Für die Höhe der Minderung sind allein die Umstände des Einzelfalles maßgebend. Von besonderer Bedeutung ist die Schwere des Mangels sowie Grad und Dauer der Beeinträchtigung der Gebrauchstauglichkeit. Mehrfache Versuche in der Literatur, hier schematische Festlegungen in Tabellenform oder ähnliches aufzustellen, sind bislang gescheitert, da stets der konkrete Einzelfall beurteilt werden muss.

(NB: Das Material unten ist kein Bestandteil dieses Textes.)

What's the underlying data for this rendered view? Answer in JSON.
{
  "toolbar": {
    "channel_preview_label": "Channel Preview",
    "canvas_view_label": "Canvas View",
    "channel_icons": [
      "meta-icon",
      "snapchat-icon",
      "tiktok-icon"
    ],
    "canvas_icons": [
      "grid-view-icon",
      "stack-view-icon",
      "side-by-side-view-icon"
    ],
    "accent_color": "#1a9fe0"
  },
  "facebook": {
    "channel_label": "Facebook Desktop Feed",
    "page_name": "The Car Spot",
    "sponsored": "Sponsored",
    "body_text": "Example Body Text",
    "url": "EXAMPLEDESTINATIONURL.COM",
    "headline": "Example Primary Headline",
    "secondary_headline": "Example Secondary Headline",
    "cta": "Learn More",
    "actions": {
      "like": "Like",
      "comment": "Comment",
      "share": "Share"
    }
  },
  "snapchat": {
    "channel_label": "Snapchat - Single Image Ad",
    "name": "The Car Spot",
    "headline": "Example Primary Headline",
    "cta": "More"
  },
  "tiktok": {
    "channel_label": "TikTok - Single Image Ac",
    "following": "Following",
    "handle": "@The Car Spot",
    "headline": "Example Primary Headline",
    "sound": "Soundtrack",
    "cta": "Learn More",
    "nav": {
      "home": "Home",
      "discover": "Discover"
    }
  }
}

Ihre Schilderung gibt insoweit Anhaltspunkte her, als der Wohnbereich offensichtlich nicht betroffen ist, sodass eine Minderung im unteren Bereich anzusetzen ist. Hier sollten Sie 10 % nicht überschreiten. Im Rechtsstreit ist der Mieter nicht verpflichtet, den Umfang der Mietminderung vorzutragen; dieser ist vielmehr vom Gericht selbst zu schätzen (§ 287 ZPO), vgl. Bamberger/Roth/Ehlert BGB 2. Aufl. 2008 § 536 Rn 41. Die Minderung ist stets Tag-genau festzustellen und kann auch rückwirkend und ohne Vorankündigung geltend gemacht werden. Ihre Ansprüche sind daher keineswegs verfallen. Als für die Minderung heranzuziehende Miete gilt die Bruttomiete (vgl. BGH NJW 2005, 2773.

Zu 3.: Ein Anrecht auf die Schlüssel zum Fahrradraum sowie zum Zählerraum haben Sie nur dann, wenn Sie diese Räume mit gemietet haben oder Ihnen zumindest eine Mitnutzung eingeräumt wurde. Aus dem Mietvertrag als solchem ist dies nicht ersichtlich. In Ziff. B des Mietvertrages ist lediglich von einem Kellerraum die Rede, der Ihnen zur alleinigen Nutzung zugewiesen ist. Handelt es sich dabei um den Fahrrad- oder/und den Zählerraum, haben Sie auch einen Anspruch auf einen Schlüssel. Ansonsten verbleibt es bezüglich der Fahrradunterstellung bei Ziff. D.2 des Mietvertrages. Sofern Ihnen allerdings mündlich Zusagen gemacht wurden, ist der Vermieter daran gehalten, denn im Mietvertrag fehlt die sonst übliche Klausel, dass Nebenabreden zu Ihrer Wirksamkeit der schriftlichen Bestätigung bedürfen.